Wanting to support experimental poetry and provide young authors with a more profitable market, she created in 1928 The Hours Press which published Samuel Beckett's first separately work, a poem called Whoroscope (1930). She also published Pound's XXX Cantos, and the first French translation of Lewis Carroll's La Chasse au Snark, with the help of Louis Aragon (1929). By 1931, Wyn Henderson had taken over the management of the publishing house, and the same year published its last book, The Revaluation of Obscenity by sexologist Havelock Ellis.

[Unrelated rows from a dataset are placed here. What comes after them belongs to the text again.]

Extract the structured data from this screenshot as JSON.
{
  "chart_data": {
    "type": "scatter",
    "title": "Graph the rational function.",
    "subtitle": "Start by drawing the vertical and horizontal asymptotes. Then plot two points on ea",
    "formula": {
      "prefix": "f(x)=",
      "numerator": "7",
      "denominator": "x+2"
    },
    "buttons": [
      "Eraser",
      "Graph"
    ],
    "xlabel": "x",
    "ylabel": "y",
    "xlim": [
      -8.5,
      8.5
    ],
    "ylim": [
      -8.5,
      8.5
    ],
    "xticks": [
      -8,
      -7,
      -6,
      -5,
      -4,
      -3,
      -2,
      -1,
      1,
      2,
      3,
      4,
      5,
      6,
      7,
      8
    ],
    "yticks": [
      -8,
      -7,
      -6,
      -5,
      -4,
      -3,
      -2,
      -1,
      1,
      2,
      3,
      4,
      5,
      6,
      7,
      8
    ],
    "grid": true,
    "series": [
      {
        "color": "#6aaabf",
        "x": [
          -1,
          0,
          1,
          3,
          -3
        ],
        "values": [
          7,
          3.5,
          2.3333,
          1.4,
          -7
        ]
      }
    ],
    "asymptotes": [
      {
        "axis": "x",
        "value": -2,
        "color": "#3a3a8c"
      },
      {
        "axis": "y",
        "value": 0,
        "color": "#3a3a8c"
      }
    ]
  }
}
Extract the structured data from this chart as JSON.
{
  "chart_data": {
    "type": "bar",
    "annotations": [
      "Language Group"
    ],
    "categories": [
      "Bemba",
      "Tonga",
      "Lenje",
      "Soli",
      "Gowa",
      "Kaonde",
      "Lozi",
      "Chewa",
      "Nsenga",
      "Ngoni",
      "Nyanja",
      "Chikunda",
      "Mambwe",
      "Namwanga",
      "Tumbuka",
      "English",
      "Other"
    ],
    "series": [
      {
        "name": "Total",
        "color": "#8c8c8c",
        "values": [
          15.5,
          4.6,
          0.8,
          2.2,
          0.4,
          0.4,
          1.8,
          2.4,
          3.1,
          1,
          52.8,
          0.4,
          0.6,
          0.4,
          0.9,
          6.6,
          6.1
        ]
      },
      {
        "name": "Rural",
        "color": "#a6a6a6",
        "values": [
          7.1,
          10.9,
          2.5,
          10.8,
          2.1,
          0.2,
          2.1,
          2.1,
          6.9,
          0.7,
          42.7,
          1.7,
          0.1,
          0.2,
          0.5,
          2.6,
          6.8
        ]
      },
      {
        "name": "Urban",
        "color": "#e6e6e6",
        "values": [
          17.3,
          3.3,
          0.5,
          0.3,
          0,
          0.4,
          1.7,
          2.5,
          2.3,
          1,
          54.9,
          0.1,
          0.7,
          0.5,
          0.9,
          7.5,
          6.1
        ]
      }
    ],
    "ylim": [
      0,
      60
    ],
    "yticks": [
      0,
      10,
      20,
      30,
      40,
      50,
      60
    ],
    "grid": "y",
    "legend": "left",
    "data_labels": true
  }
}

In the year that she founded her publishing house, she met the African-American jazz pianist Henry Crowder (1890-1955). The two fell in love and ended up living together. The mere fact that her daughter was dating an African American man caused excitement and outrage from Nancy's mother. In addition, the "salon rebel" began to officially campaign against racism. She published anthologies with black writers, which made headlines in the press and drew the attention of the Ku Klux Klan to the publisher, among others. She received threats and hate mail, and her own mother reported her to the police. But the young woman was not intimidated by this. In addition to her commitment against racial segregation, she also fought against fascism.
In the last years of her life, she suffered from mental problems and her physical health deteriorated. She died in Cochin Hospital at the age of 69.